🧧 Benefitus - crowd-buying of health benefits for independent professionals [2015]
Problem
During my career, I’d been hearing many of my colleagues who were hired on a contract basis complain that the biggest disadvantage of being a contract employee is that they don’t get extended health benefits like permanent employees to do. For instance, if they need to fix a tooth, they have to pay the full price, while a non-contract employee (in most companies) will have to pay 1/5 of the cost or even nothing. I started digging deeper to understand how this problem can be solved. The cost of individual health benefits plans was ridiculous, even taking higher contractor salary levels. So, many people couldn’t afford it and didn’t get it.
Solution
Affordable group health benefits plans for contractors, freelancers, and solopreneurs. Anyone can sign up, and the more members in the plan, the better rates we could negotiate with the insurance companies.
Status: Archived
My user research revealed that the real market for this service is quite low. I interviewed more than a hundred people who were working (or used to work in the past) on a contract basis, freelancers, and independent consultants.
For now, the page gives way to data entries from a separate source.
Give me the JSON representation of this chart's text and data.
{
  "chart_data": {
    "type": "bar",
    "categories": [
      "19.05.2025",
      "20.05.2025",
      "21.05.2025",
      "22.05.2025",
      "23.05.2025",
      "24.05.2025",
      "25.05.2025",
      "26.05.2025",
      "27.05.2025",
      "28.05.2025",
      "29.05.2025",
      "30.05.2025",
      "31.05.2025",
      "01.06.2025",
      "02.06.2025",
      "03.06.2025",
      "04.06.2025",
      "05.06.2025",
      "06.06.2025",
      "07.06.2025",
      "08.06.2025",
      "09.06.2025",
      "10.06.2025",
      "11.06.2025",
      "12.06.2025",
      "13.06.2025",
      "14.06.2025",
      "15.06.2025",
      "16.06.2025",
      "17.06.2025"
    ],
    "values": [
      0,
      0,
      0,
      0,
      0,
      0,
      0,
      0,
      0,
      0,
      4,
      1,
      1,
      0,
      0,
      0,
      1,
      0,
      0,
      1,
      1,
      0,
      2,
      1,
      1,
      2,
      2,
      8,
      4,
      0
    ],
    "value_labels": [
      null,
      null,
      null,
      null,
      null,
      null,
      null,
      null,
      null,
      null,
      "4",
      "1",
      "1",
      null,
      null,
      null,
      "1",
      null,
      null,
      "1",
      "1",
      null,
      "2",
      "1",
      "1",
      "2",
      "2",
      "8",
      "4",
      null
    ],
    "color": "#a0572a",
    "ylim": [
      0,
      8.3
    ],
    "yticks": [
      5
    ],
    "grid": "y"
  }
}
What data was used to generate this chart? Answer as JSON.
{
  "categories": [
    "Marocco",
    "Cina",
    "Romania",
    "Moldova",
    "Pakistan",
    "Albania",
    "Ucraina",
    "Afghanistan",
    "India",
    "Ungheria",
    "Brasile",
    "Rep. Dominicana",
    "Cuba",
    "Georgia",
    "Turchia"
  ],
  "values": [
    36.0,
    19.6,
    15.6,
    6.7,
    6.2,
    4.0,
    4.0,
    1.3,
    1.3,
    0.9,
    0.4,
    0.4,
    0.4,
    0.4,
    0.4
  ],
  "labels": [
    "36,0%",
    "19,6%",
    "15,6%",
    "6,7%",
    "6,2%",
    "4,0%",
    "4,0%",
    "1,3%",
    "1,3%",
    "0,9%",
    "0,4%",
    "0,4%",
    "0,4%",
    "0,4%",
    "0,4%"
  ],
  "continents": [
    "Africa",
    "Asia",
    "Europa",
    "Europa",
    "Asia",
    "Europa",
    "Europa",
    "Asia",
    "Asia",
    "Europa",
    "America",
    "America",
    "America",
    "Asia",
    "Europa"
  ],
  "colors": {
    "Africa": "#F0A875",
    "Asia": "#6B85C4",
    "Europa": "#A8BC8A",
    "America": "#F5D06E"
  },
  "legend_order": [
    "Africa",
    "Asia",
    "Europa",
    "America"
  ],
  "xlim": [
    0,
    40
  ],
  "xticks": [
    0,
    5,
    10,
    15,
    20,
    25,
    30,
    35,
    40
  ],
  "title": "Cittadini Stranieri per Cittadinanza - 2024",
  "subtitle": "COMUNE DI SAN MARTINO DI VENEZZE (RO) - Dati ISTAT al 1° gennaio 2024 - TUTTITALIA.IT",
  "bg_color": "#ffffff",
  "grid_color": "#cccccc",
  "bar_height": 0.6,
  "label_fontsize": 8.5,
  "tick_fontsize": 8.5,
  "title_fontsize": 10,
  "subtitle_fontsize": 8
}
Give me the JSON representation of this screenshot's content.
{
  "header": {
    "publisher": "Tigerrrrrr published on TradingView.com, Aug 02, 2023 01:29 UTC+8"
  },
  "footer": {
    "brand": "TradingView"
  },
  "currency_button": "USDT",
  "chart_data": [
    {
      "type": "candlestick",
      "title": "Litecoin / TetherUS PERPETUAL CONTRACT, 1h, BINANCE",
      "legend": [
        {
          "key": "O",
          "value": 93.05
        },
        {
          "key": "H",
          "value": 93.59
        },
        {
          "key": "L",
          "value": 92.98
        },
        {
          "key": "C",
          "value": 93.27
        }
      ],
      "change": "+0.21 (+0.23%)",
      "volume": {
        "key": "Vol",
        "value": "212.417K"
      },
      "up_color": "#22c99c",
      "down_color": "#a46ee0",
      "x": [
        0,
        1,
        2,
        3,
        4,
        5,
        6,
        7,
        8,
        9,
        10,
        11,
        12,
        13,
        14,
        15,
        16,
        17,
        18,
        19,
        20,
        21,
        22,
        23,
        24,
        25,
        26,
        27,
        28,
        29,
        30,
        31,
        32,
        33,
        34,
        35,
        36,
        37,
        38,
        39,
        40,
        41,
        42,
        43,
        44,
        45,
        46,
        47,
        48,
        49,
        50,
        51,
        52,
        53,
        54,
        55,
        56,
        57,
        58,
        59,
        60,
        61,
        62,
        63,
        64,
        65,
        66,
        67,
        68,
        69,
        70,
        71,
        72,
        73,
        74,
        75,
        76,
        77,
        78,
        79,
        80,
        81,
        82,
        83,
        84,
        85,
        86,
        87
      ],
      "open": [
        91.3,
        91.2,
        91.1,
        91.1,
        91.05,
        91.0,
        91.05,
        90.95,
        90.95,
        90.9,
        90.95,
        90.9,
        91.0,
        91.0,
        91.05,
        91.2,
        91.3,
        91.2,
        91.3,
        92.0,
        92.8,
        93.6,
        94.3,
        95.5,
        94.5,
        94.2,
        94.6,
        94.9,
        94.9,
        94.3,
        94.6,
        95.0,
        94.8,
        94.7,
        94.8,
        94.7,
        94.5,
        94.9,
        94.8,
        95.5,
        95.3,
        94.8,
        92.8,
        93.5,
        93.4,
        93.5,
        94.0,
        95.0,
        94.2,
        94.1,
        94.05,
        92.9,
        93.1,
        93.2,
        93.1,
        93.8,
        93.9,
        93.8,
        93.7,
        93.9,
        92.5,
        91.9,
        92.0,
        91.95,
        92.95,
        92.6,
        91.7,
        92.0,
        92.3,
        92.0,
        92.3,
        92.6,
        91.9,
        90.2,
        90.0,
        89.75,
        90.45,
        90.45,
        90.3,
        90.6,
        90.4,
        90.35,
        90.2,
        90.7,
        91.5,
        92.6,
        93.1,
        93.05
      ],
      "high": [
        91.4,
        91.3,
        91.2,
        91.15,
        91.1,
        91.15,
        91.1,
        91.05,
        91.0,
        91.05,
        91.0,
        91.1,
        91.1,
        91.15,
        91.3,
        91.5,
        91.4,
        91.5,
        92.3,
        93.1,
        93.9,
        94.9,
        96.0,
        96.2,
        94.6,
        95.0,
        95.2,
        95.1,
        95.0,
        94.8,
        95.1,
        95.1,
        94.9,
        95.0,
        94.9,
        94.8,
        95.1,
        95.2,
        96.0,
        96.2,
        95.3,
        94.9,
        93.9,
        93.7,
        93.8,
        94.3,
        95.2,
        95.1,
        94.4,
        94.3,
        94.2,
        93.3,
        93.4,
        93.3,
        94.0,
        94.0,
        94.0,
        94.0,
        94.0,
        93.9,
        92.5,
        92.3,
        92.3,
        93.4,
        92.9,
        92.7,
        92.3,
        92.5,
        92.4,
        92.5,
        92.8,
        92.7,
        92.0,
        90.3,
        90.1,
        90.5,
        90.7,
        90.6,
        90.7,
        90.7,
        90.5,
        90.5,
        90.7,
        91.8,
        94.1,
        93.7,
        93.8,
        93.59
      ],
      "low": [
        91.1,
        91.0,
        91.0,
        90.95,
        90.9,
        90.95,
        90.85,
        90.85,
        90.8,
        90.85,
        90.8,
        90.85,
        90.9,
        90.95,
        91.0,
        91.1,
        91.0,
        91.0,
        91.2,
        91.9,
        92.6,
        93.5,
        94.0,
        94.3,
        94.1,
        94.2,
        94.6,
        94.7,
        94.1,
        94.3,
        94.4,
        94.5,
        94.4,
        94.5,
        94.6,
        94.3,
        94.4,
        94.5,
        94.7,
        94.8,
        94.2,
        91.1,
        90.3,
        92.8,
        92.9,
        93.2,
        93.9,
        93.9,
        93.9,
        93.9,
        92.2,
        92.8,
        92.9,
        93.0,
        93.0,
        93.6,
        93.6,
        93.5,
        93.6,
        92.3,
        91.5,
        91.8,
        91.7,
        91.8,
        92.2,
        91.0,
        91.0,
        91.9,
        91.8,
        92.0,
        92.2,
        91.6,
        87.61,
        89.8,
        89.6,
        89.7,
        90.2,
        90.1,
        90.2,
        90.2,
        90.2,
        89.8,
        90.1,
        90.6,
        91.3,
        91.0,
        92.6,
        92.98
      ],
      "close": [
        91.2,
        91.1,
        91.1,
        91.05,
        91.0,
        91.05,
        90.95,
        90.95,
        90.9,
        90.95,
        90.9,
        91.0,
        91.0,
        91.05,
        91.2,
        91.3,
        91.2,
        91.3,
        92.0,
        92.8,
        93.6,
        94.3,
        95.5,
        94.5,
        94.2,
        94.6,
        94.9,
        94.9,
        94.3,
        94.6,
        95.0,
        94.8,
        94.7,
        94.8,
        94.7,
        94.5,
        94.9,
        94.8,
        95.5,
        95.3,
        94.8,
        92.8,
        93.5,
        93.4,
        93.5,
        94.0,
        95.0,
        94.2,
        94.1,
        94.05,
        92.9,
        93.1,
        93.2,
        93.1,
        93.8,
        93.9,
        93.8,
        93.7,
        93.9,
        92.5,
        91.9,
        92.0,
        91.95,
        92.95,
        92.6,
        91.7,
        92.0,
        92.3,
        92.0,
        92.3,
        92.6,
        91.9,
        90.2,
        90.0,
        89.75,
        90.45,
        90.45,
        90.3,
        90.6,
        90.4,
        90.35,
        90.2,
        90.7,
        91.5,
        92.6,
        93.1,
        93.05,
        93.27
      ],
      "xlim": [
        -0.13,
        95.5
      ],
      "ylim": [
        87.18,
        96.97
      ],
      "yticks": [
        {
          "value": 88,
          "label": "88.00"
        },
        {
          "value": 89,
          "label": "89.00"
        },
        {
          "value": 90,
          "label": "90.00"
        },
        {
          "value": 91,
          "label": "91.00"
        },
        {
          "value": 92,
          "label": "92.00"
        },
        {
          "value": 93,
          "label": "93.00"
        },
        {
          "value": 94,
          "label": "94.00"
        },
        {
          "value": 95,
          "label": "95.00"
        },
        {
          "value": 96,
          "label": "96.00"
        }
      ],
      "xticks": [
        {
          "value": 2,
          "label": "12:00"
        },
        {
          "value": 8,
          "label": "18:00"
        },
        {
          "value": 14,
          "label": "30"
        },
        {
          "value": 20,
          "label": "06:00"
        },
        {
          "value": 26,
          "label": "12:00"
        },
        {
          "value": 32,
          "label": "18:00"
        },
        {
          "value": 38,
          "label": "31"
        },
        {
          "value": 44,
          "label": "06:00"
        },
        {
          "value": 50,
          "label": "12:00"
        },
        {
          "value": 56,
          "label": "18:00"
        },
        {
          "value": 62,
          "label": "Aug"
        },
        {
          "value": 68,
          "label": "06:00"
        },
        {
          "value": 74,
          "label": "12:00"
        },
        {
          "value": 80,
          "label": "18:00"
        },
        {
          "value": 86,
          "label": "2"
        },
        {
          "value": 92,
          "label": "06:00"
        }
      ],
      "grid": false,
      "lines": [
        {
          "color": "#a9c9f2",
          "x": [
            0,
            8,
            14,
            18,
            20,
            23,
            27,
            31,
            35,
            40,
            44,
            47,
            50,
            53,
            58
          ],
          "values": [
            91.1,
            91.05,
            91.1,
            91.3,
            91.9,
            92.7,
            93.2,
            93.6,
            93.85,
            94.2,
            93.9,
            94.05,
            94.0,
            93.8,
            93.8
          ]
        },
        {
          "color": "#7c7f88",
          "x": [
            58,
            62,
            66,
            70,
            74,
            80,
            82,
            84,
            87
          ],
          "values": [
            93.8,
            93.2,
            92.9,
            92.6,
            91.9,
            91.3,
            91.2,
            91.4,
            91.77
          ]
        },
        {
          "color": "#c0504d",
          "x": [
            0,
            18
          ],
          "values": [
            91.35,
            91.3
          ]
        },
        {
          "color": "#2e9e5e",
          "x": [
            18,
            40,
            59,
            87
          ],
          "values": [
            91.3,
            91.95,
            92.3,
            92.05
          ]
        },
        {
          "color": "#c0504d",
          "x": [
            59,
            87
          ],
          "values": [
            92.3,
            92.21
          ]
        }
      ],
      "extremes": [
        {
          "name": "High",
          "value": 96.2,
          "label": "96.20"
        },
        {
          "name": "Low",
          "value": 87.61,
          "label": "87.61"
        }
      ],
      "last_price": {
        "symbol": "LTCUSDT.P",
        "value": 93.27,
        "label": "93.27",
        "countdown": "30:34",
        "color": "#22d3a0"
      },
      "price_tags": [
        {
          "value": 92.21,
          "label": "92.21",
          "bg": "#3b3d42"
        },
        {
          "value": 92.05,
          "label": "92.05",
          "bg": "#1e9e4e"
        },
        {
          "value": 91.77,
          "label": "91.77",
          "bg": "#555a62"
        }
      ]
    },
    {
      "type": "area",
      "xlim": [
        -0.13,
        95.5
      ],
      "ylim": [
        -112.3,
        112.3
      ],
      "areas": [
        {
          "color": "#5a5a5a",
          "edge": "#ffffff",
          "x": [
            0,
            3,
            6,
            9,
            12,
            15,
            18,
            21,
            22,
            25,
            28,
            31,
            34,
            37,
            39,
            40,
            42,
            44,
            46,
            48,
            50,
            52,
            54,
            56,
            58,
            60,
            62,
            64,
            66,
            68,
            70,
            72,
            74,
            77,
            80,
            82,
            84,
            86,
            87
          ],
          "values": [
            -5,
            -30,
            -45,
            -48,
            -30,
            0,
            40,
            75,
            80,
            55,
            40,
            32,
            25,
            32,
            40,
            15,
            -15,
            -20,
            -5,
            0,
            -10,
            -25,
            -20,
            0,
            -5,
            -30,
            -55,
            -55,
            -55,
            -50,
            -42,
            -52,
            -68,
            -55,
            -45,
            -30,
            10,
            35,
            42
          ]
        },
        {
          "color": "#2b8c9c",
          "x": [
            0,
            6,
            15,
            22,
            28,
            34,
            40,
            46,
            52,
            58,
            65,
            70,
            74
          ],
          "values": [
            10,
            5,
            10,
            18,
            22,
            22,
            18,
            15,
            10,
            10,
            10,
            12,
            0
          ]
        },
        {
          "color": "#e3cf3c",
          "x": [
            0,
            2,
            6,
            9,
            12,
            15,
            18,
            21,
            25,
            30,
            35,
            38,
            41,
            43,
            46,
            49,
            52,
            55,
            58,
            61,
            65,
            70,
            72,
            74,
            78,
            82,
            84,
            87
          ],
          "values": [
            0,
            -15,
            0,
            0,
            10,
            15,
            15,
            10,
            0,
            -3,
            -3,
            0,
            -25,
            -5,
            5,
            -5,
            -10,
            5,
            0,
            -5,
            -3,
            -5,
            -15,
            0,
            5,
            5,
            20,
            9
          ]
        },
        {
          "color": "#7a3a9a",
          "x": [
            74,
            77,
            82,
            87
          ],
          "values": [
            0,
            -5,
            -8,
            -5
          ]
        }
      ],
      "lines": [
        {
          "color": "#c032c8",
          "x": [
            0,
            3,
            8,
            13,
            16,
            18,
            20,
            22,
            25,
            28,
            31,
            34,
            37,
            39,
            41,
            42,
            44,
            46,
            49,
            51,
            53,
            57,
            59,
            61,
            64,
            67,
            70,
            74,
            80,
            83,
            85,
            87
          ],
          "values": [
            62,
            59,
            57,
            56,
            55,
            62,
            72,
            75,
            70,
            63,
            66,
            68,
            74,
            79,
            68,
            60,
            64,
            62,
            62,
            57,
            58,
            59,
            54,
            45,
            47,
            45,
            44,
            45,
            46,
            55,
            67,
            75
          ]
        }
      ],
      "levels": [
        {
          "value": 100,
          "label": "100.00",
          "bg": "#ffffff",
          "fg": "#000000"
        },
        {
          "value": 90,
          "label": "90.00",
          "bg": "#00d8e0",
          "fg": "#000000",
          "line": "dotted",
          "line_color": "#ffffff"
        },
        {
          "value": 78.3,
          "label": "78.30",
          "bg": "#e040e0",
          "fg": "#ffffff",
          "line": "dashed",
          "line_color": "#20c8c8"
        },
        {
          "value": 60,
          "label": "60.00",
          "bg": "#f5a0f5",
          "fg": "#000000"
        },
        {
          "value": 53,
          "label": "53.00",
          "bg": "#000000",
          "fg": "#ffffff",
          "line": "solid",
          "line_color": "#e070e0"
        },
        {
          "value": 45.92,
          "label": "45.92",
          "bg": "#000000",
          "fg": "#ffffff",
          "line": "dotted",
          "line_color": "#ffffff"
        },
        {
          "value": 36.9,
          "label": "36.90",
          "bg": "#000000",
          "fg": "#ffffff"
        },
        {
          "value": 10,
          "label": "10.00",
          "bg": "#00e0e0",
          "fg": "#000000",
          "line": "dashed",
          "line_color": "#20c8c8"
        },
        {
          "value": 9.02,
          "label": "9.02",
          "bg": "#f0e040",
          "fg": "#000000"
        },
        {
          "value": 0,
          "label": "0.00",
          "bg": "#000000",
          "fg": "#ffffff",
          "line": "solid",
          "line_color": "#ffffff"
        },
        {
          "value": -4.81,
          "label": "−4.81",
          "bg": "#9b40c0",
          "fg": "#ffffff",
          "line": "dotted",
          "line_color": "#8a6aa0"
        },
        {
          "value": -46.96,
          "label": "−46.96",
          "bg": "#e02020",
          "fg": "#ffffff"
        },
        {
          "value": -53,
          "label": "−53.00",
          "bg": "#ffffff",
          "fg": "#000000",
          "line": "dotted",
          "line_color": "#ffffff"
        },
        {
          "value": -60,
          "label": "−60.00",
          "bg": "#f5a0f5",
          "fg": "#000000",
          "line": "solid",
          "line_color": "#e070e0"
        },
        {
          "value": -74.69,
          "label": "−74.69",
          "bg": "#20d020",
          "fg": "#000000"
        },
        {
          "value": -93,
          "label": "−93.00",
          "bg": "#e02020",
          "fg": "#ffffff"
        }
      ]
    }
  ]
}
And I found out that about 80% of these people would not pay for this service because their spouse’s job (quite often, entry-level or even part-time) was providing extended health benefits for the whole family. The other 10-15% were young professionals without families and they didn’t care about the lack of health coverage that much. “I’d rather put this couple of hundred bucks right into my pocket,” said one of them, but it was a common mindset in this group. So, our initial market shrunk to 5-10% of the original estimates. Which still could have worked. However, the other side of the service – insurance companies providing such services – was another problem. In order to get any discount from the individual plans’ rates, I should have gathered a very significant member base. And even after that, the margin would be very constrained because it’d have technically been an insurance broker scheme. Not a significant margin range to play in. It could only start making sense after a lot of people join the service, so we could get “group buying power”. Learning how much smaller the initial market size was, would have taken a very long time. Considering all these findings and nuances, I decided that it was not worth my time, and shut it down.
Learnings
Validating ideas and assumptions early is critical and can save you a lot of time.
Target market size can be deceptive.
Sometimes, even a good idea is not worth the time investment.